Stratejik Düşünce Enstitüsü'nce düzenlenen "Demokratikleşme Sürecinde Hukukun Üstünlüğü ve Yargı" konulu konferansa katılan Adalet Bakanı Ergin, yargıyla ilgili tartışmaları değerlendirdi.

Ergin, bağımsız yargı tartışmaları ile ilgili, “Tarafsız olmak yerine, sınırsız bir iktidar sahibi olarak, aktif, şekillendirici ve yönetime hukuk üstü müdahalelerde bulunan bağımsız bir yargı, bağımlı bir yargıdan daha kötü sonuçlar doğurabilir. Bu durum, hakimler devleti riski olarak tanımlanmakta ve demokrasinin önündeki en ciddi tehlikelerden biri olarak değerlendirilmektedir. Jüristokrasi ile ilgili en büyük handikaplardan birisi de, halka hesap vermemesi, siyaseten sorumsuz olmasıdır" dedi.

HSYK'da yapılacak düzenlemeler

Yargı reformu ile ilgili strateji daha geniş olmasına rağmen tartışmaların, Hakimler ve Savcılar Yüksek Kurulu'nda Adalet Bakanı ve müsteşarının bulunup, bulunmayacağına indirgendiğini savunan Bakan Ergin, HSYK hakkında yapılacak düzenleme ile ilgili, “Biz Adalet Bakanlığı olarak, yargı reformu stratejisi ve eylem planı çerçevesinde, HSYK'nın tarafsızlık, objektiflik ve şeffaflık ilkeleri temelinde uluslar arası belgeler ışığında, geniş tabanlı temsil esasına göre, yeniden yapılandırılmasını, kurulun 2 veya 3 daire şeklinde çalışmasını, yargının tümünü temsil edilebilmesi amacıyla yüksek yargı dışında, meslektaşları tarafından seçilen hakim ve savcıların HSYK'da etkin bir biçimde temsil edilmesini, Türkiye adalet akademisinin hukukçu öğretim üyeleriyle, avukatların HSYK'DA temsil edilmesini, HSYK kararlarına karşı etkili bir başvuru yolu getirilmesini, parlamento ile ilişkileri sağlamak ve hesap verebilirlik açısından adalet bakanının, bakanlık ile ilişkileri koordine etmek içinde, bakanlık müsteşarının kurulda bulunmasını, kurulun ayrı bir sekreteryasının bulunmasını, müstakil binasının ve bütçesinin bulunmasını öngörmekteyiz" dedi.

Yargının siyasallaşması tartışması

Parlamento tarafından HSYK'ya üye seçilmesinin yagıyı siyasallaştıracağı iddialarını değerlendiren Sadullah Ergin, “HSYK'nın yeniden yapılandırılması konusunda, özellikle parlamento tarafından kurula üye seçilmesinin yargıyı siyasallaştıracağı, hakim ve savcıların parlamentoda kulis yapacakları, bu durumun ise, yargının saygınlığına, bağımsız ve tarafsızlığına gölge düşüreceği yönündedir.

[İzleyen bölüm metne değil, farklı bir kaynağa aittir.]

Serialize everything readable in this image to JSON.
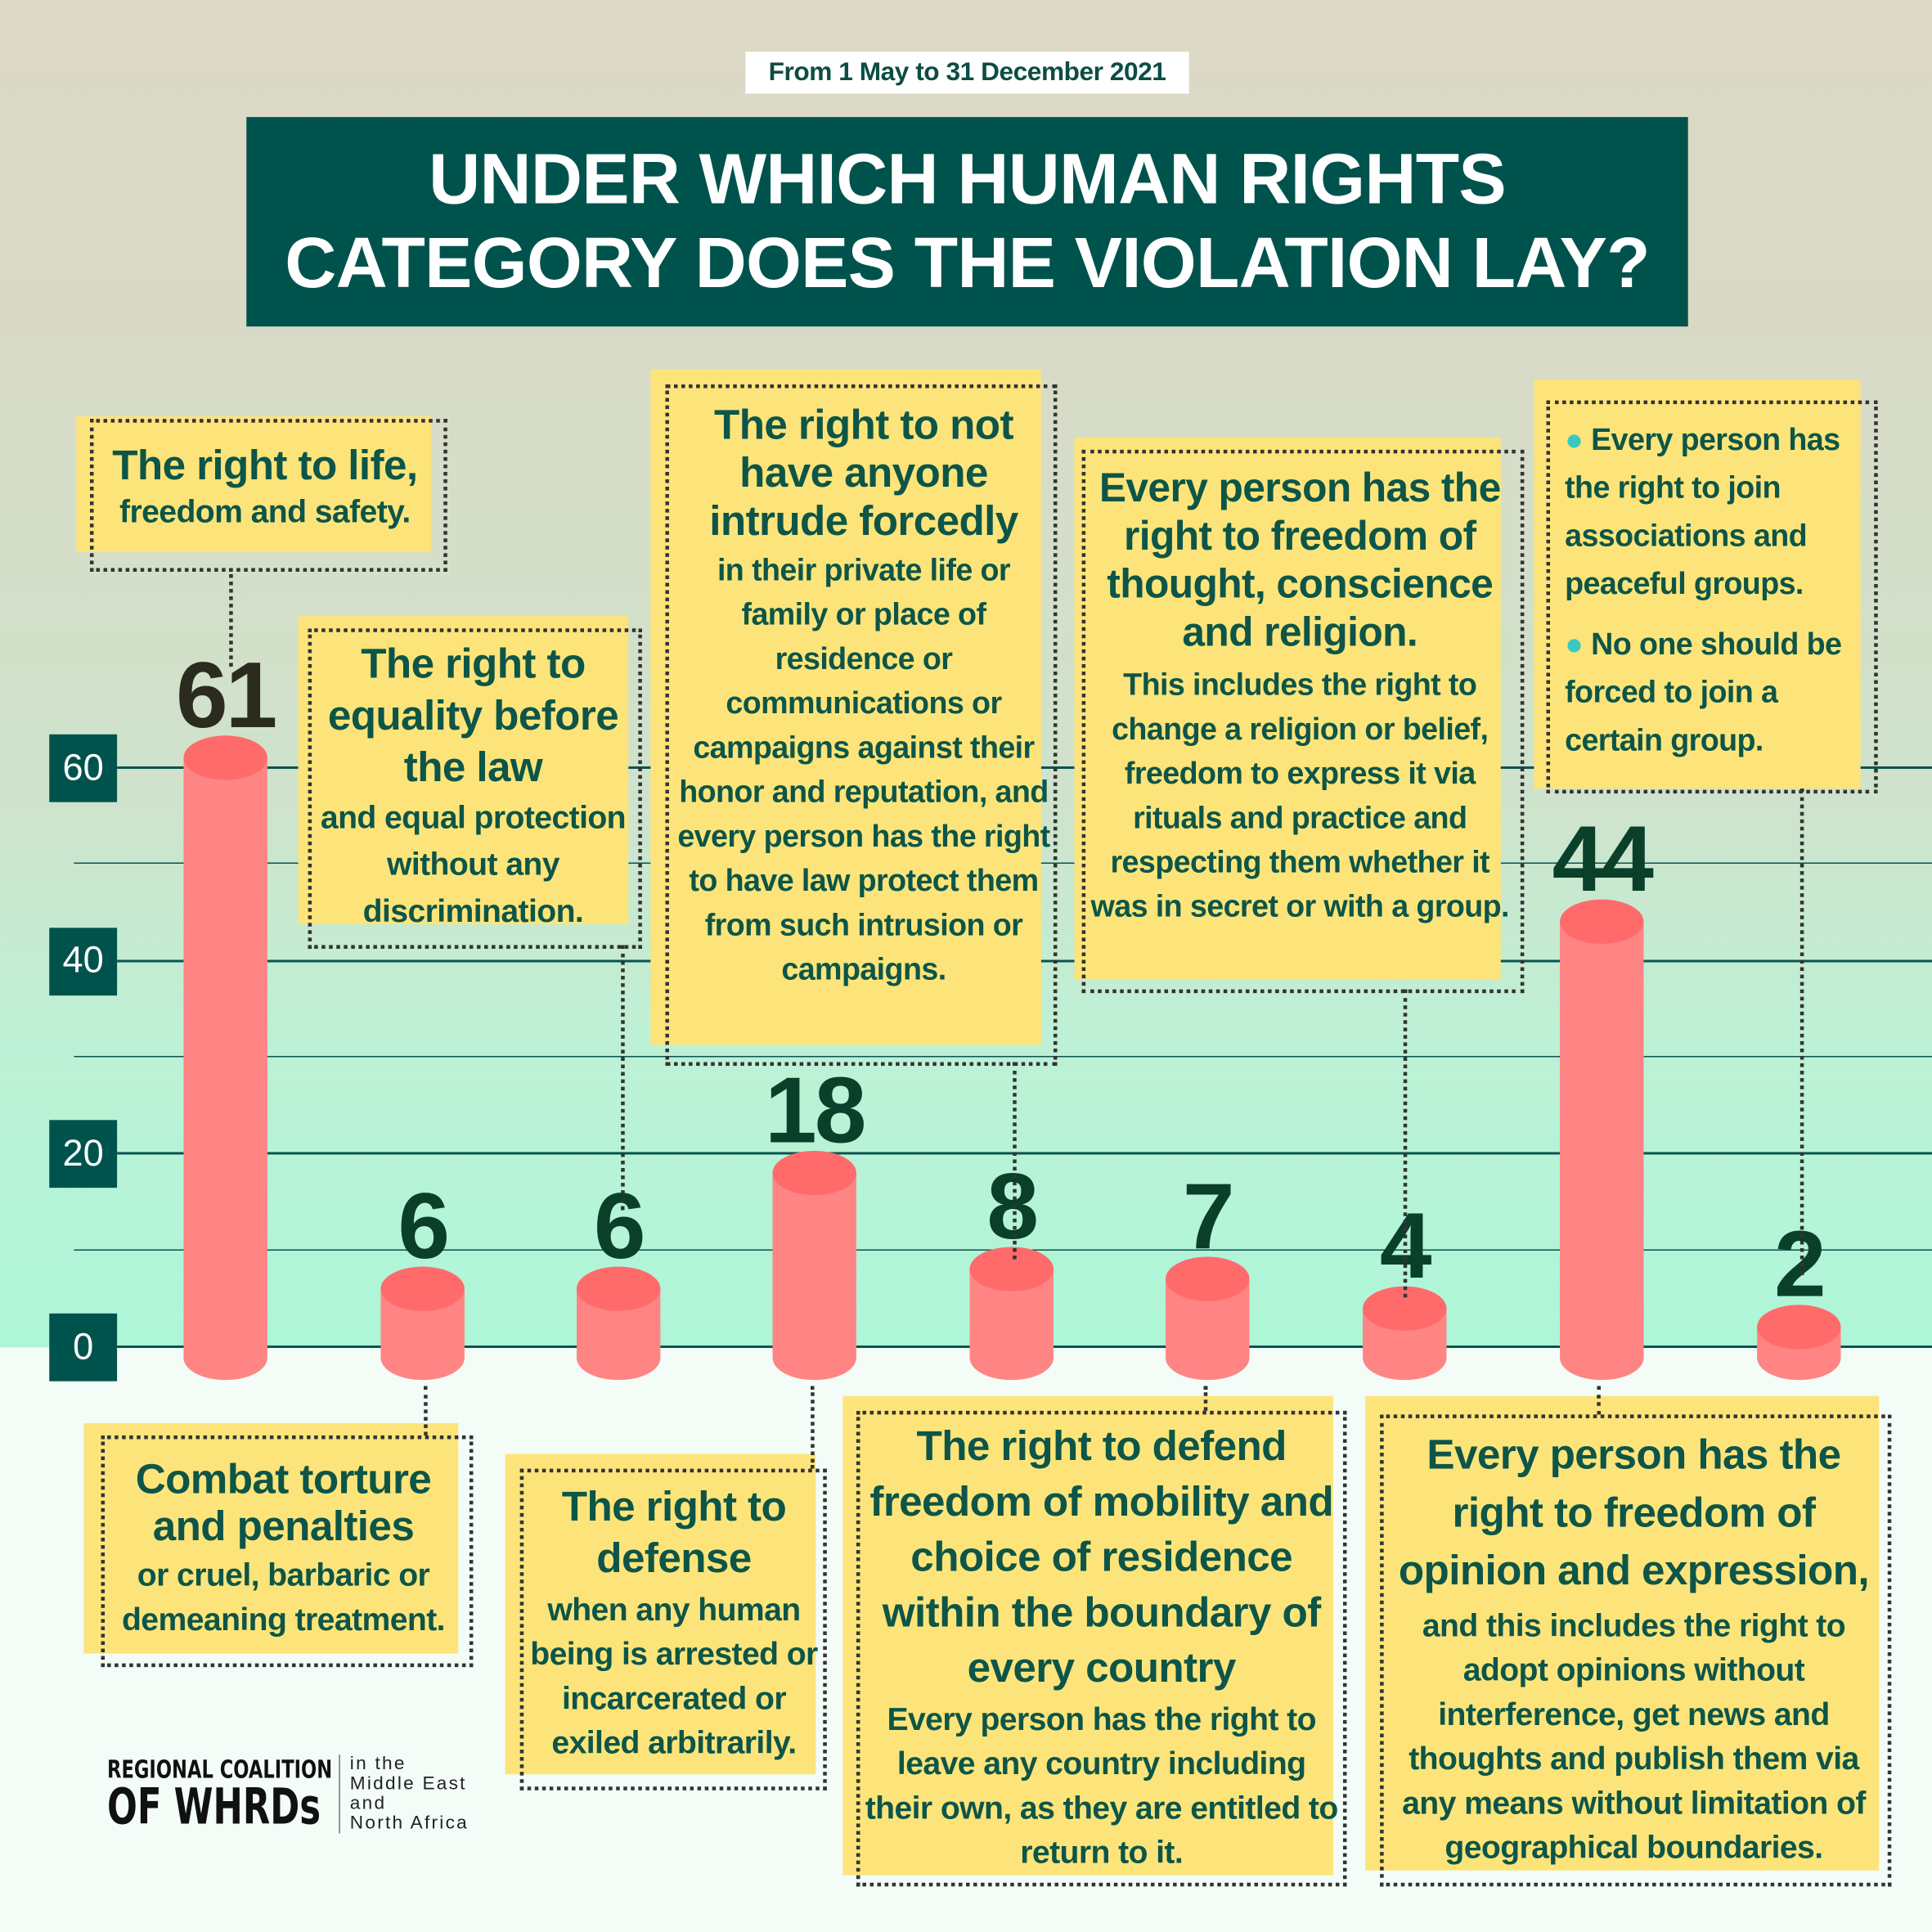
{
  "date_range": "From 1 May to 31 December 2021",
  "title": {
    "line1": "UNDER WHICH HUMAN RIGHTS",
    "line2": "CATEGORY DOES THE VIOLATION LAY?"
  },
  "chart_data": {
    "type": "bar",
    "title": "UNDER WHICH HUMAN RIGHTS CATEGORY DOES THE VIOLATION LAY?",
    "ylim": [
      0,
      60
    ],
    "yticks": [
      0,
      20,
      40,
      60
    ],
    "grid": true,
    "bar_color": "#ff8585",
    "bar_top_color": "#ff6b6b",
    "value_color": "#0a3f2a",
    "categories": [
      {
        "heading": "The right to life,",
        "body": "freedom and safety."
      },
      {
        "heading": "Combat torture and penalties",
        "body": "or cruel, barbaric or demeaning treatment."
      },
      {
        "heading": "The right to equality before the law",
        "body": "and equal protection without any discrimination."
      },
      {
        "heading": "The right to defense",
        "body": "when any human being is arrested or incarcerated or exiled arbitrarily."
      },
      {
        "heading": "The right to not have anyone intrude forcedly",
        "body": "in their private life or family or place of residence or communications or campaigns against their honor and reputation, and every person has the right to have law protect them from such intrusion or campaigns."
      },
      {
        "heading": "The right to defend freedom of mobility and choice of residence within the boundary of every country",
        "body": "Every person has the right to leave any country including their own, as they are entitled to return to it."
      },
      {
        "heading": "Every person has the right to freedom of thought, conscience and religion.",
        "body": "This includes the right to change a religion or belief, freedom to express it via rituals and practice and respecting them whether it was in secret or with a group."
      },
      {
        "heading": "Every person has the right to freedom of opinion and expression,",
        "body": "and this includes the right to adopt opinions without interference, get news and thoughts and publish them via any means without limitation of geographical boundaries."
      },
      {
        "heading": "",
        "bullets": [
          "Every person has the right to join associations and peaceful groups.",
          "No one should be forced to join a certain group."
        ]
      }
    ],
    "values": [
      61,
      6,
      6,
      18,
      8,
      7,
      4,
      44,
      2
    ],
    "value_labels": [
      "61",
      "6",
      "6",
      "18",
      "8",
      "7",
      "4",
      "44",
      "2"
    ]
  },
  "logo": {
    "line1": "REGIONAL COALITION",
    "line2": "OF WHRDs",
    "r1": "in the",
    "r2": "Middle East",
    "r3": "and",
    "r4": "North Africa"
  }
}
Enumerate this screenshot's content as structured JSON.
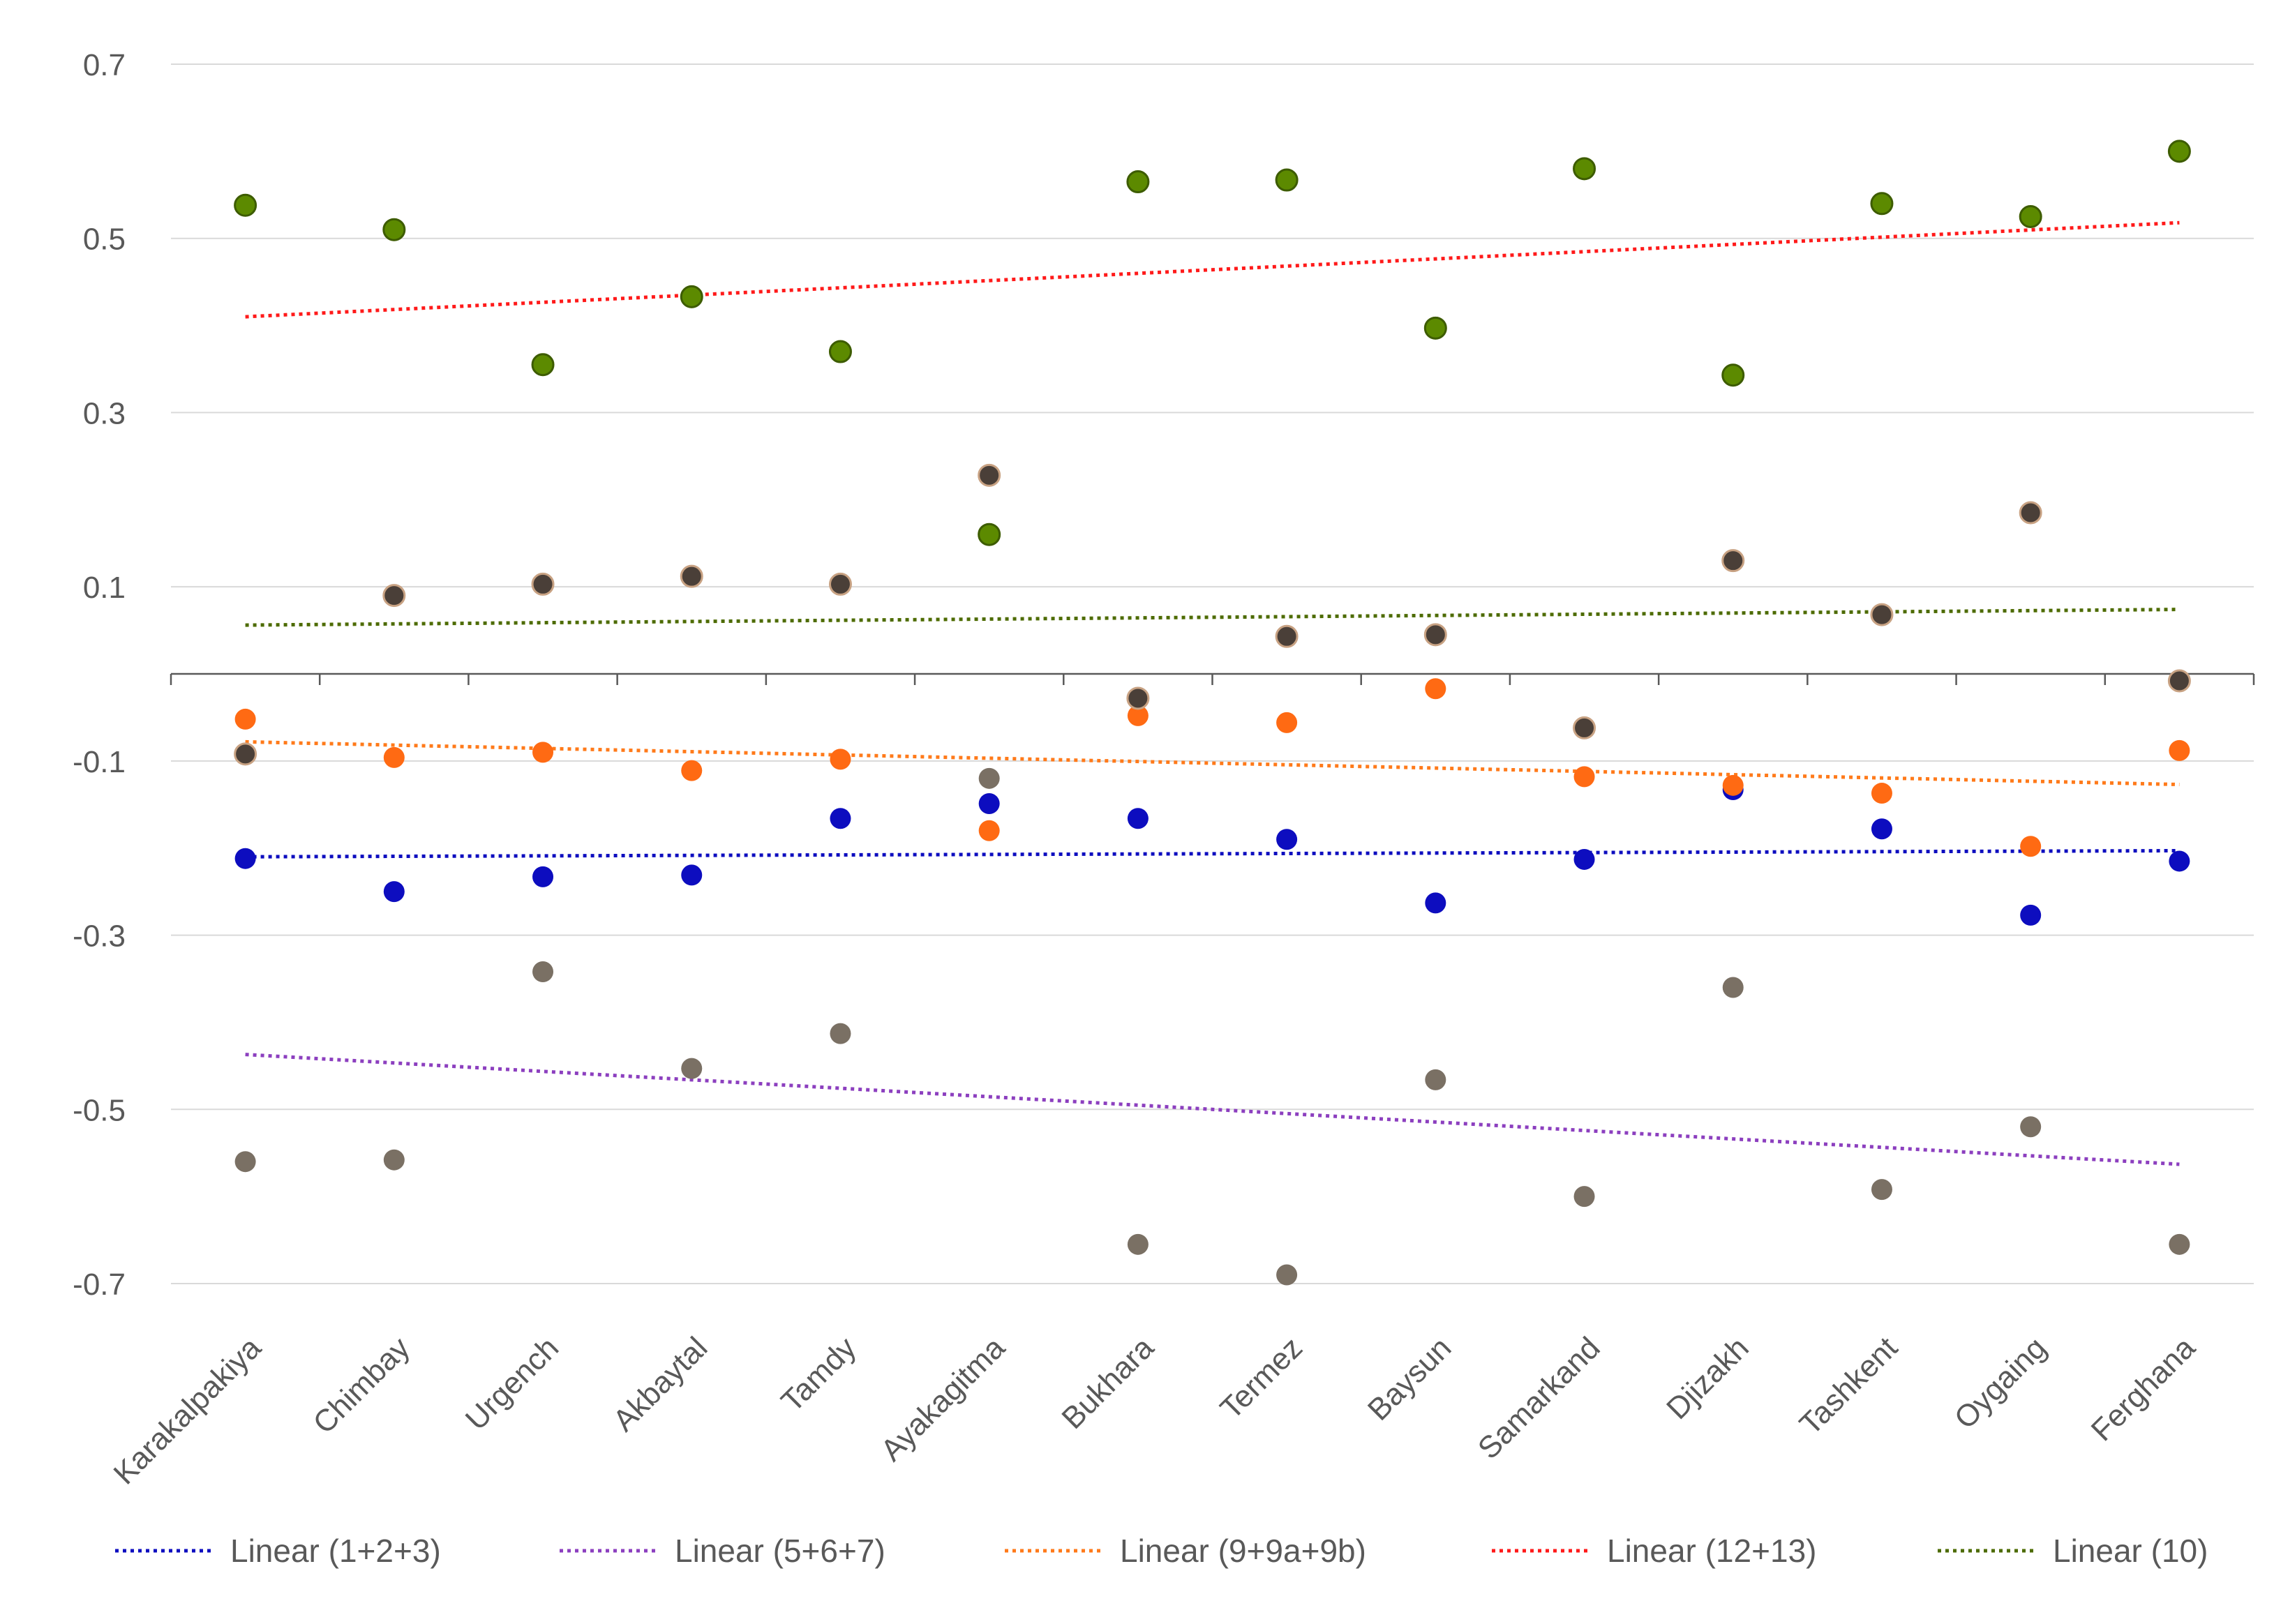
{
  "chart_data": {
    "type": "scatter",
    "title": "",
    "xlabel": "",
    "ylabel": "",
    "ylim": [
      -0.7,
      0.7
    ],
    "yticks": [
      0.7,
      0.5,
      0.3,
      0.1,
      -0.1,
      -0.3,
      -0.5,
      -0.7
    ],
    "grid": true,
    "legend_position": "bottom",
    "categories": [
      "Karakalpakiya",
      "Chimbay",
      "Urgench",
      "Akbaytal",
      "Tamdy",
      "Ayakagitma",
      "Bukhara",
      "Termez",
      "Baysun",
      "Samarkand",
      "Djizakh",
      "Tashkent",
      "Oygaing",
      "Ferghana"
    ],
    "series": [
      {
        "name": "1+2+3",
        "color": "#0d0dbf",
        "values": [
          -0.212,
          -0.25,
          -0.233,
          -0.231,
          -0.166,
          -0.149,
          -0.166,
          -0.19,
          -0.263,
          -0.213,
          -0.133,
          -0.178,
          -0.277,
          -0.215
        ]
      },
      {
        "name": "5+6+7",
        "color": "#7a7064",
        "values": [
          -0.56,
          -0.558,
          -0.342,
          -0.453,
          -0.413,
          -0.12,
          -0.655,
          -0.69,
          -0.466,
          -0.6,
          -0.36,
          -0.592,
          -0.52,
          -0.655
        ]
      },
      {
        "name": "9+9a+9b",
        "color": "#ff6a13",
        "values": [
          -0.052,
          -0.096,
          -0.09,
          -0.111,
          -0.098,
          -0.18,
          -0.048,
          -0.056,
          -0.017,
          -0.118,
          -0.128,
          -0.137,
          -0.198,
          -0.088
        ]
      },
      {
        "name": "12+13",
        "color": "#5c8a00",
        "values": [
          0.538,
          0.51,
          0.355,
          0.433,
          0.37,
          0.16,
          0.565,
          0.567,
          0.397,
          0.58,
          0.343,
          0.54,
          0.525,
          0.6
        ]
      },
      {
        "name": "10",
        "color": "#4a3f38",
        "values": [
          -0.092,
          0.09,
          0.103,
          0.112,
          0.103,
          0.228,
          -0.028,
          0.043,
          0.045,
          -0.062,
          0.13,
          0.068,
          0.185,
          -0.008
        ]
      }
    ],
    "trendlines": [
      {
        "label": "Linear (1+2+3)",
        "color": "#0d0dbf",
        "start": -0.21,
        "end": -0.203
      },
      {
        "label": "Linear (5+6+7)",
        "color": "#8c3fbf",
        "start": -0.437,
        "end": -0.563
      },
      {
        "label": "Linear (9+9a+9b)",
        "color": "#ff7a1a",
        "start": -0.078,
        "end": -0.127
      },
      {
        "label": "Linear (12+13)",
        "color": "#ff1a1a",
        "start": 0.41,
        "end": 0.518
      },
      {
        "label": "Linear (10)",
        "color": "#4d6b00",
        "start": 0.056,
        "end": 0.074
      }
    ]
  }
}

Oysa bizim öngördüğümüz yapıda parlamento, hakim sınıfından üye seçmeyecektir. Cumhurbaşkanı ve parlamento Türkiye adalet akademisi genel kurulu üyelerinden, hukukçu öğretim üyelerinden, üstü kademe yöneticilerinden ve avukatlardan üye seçecektir. Cumhurbaşkanı ve parlamento tarafından seçilecek üyelerin sayısı, hiçbir zaman kurulun hakim sınıfındaki üyelerinden fazla olmayacaktır. Yine geniş tabanlı ve daha çok üyeden oluşacak kurulda, bakan ve müsteşarın yer almasını, yürütmenin yargıya müdahalesi olarak değerlendirmek, kabul edilebilir bir iddia değildir" dedi.

"Yargı reformu hayata geçirilmeli"

Yargı mensuplarının, reformları ve ilkeleri hayata geçirecek en önemli uygulayıcılar arasında olduğuna dikkat çeken Ergin, yargı reformunun bir an önce hayata geçirilmesi gerektiğini vurguladı.